Quadcopters (drones) used to take hours of practice to master, as even the simplest manoeuvres, such as takeoff and landing, could prove difficult. Learning to fly one took time and determination – and before you even took to the skies there was the small matter of building one.
Now that there's a good selection of pre-built and programmed drones on the market, you can go into major High Street retailers and buy one directly off the shelf. Drones such as the Parrot Bebop and DJI Phantom have revolutionised the market, and slowly drones are appearing with advanced flight features that make flying and controlling them much easier.
The big turning point in drone design was when they got intelligent, thanks to small processors being placed onboard that were able to stabilise flight and apply advance features, such as auto-braking, takeoff and landing –these enabled the pilot to get on with having fun rather than worrying about the mechanics and programming.
As the availability of commercial drones has increased in popularity, so have the open hardware and software communities. The latest open source drones are challenging their more expensive rivals with advanced features, such as object avoidance and GPS navigation.
This challenge to the commercial models is no real surprise, and you don't have to look too far into the DIY drone community to find that many of the main manufacturers are extremely active in the open source world, and regularly contribute to and support those wishing to build their own; companies such as 3D Robotics, for example, sell autopilot systems that can be programmed through software applications such as Mission Planner.
3D Robotics involvement in the community is apparent when you take a closer look at one of its drones.
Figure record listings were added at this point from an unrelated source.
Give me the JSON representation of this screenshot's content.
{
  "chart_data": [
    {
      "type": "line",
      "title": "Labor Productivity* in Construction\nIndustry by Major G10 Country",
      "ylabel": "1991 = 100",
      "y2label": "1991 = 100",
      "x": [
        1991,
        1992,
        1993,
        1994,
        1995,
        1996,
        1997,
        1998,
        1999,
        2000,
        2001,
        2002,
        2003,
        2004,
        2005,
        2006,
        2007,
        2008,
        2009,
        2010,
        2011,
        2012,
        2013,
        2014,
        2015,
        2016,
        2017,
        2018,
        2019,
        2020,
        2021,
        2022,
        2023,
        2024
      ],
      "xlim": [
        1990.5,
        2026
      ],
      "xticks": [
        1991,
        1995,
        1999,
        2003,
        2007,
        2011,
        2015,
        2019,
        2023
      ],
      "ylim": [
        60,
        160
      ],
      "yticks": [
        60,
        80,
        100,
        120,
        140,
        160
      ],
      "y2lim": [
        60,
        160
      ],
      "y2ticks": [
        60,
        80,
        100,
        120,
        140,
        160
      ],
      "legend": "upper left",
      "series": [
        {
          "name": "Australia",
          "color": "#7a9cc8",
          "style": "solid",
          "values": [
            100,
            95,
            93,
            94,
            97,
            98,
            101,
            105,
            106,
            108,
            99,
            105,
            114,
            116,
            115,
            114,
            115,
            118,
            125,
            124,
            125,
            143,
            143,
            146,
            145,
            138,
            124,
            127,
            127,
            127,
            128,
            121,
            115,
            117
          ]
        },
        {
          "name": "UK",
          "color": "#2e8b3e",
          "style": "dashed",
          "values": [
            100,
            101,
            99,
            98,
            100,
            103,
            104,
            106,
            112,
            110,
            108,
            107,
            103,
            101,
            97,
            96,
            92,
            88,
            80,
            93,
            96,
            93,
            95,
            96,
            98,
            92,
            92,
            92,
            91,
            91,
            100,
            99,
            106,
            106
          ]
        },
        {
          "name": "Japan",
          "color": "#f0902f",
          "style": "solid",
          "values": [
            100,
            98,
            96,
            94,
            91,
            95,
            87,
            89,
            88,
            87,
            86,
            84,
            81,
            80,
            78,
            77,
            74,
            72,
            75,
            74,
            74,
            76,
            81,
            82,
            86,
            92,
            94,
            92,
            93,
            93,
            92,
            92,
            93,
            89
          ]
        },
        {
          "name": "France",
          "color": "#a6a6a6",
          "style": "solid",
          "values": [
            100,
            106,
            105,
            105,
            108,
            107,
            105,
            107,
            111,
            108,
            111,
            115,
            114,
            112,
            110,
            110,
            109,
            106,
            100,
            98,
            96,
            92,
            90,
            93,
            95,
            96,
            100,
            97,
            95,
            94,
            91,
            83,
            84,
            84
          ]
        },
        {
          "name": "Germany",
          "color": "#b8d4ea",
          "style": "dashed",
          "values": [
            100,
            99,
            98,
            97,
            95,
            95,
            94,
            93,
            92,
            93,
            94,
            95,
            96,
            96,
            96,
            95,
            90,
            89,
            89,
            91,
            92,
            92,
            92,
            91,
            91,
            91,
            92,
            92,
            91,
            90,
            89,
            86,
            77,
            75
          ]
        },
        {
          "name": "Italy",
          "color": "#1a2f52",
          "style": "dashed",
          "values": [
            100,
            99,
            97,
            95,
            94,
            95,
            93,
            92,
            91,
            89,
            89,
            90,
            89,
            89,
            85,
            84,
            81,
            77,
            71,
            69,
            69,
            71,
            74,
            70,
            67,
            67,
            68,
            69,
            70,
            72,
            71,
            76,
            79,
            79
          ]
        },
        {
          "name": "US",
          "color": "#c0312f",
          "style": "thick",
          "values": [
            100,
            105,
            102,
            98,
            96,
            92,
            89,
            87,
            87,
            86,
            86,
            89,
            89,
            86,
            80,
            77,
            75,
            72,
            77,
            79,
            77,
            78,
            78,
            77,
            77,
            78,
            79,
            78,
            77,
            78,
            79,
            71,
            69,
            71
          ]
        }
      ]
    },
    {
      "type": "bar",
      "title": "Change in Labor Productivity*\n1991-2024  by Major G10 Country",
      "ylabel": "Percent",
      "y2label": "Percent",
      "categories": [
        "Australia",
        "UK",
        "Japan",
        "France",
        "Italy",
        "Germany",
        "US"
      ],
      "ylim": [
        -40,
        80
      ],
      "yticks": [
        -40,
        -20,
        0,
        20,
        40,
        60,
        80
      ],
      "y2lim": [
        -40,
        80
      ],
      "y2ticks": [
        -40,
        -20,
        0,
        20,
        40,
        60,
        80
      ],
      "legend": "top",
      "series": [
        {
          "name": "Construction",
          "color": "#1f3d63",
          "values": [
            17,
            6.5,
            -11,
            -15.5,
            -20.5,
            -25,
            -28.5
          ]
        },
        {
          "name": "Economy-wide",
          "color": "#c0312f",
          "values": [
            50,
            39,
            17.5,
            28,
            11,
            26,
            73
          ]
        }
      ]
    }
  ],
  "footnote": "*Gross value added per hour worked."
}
Peek under the hood of the 3DR SOLO and you'll see that it's Linux based. The company also runs a huge education program, and a full SDK is available for the SOLO.
We're going to take a look at building a basic drone from this recent open source community project with the latest Raspberry Pi Zero and Erle Robotics PXFMini.
Once you've finished this project, head over to our How to fly your DIY Raspberry Pi drone article to find out how to calibrate and fly your new drone.
What you need
- Raspberry Pi Zero
- Erle Robotics PXF Mini
- Erle Robotics PXF Mini Power Module
- HobbyKing Spec FPV250
- 100mm male to male servo cable
- FlySky-i6 controller
- Edimax AC EW-7811UAC
- RC XT-60 connectors
Getting started
The first step is to prepare the Raspberry Pi Zero and PXFmini. Fitting the two together is relatively simple once the 40-pin GPIO connector has been soldered onto the Raspberry Pi Zero. The connector is simply a set of two lines of pins that slot into the top of the Zero and corresponding socket on the PXFMini.
The cost of the Pi Zero's basic board is low at just £4 ($5, around AU$7), but for this project you really need to get the starter kit that includes the unpopulated 40-pin GPIO connector, Mini USB and HDMI cables. A USB hub is also a good idea so that you can connect a keyboard mouse and Wi-Fi dongle.
You'll actually end up with two 40-pin connectors if you buy this as there's one included with the PXFMini but it's worth paying for the other connectors along with the Raspberry Pi Zero.
Soldering in the pins can be a bit of a challenge due to the small size of the board and you must also make sure that the pins have enough length above the board to interface with the PXFMini.
The easiest way to do this is to use some Blu-Tack. We also found that by sanding the pins with a bit of Wet and Dry or fine emery cloth helps the solder to stick.
To prepare the board place the GPIO pins into the Raspberry Pi Zero and turn the board over so you can see the pins coming through the board. Put it on the table so that it's at about a 45 degree angle and use a bit of Blu-Tack (or Sticky Tack, or any similar material) to secure.
Now push the pins so that there's only a small portion – a maximum of 1mm – appearing through the board, and use Tack to secure the position of the pins at one end of the board. The Blu-Tack needs to be positioned on pins that we're not soldering at first, then once one end of the pins is soldered and secured we can remove the Tack and finish the job. If the Tack gets hot then it will burn and become difficult to remove.
You'll need to solder all the pins and make sure that you avoid any dry solders. A fine-tipped soldering iron with a new tip will make your life easier if you're not used to soldering.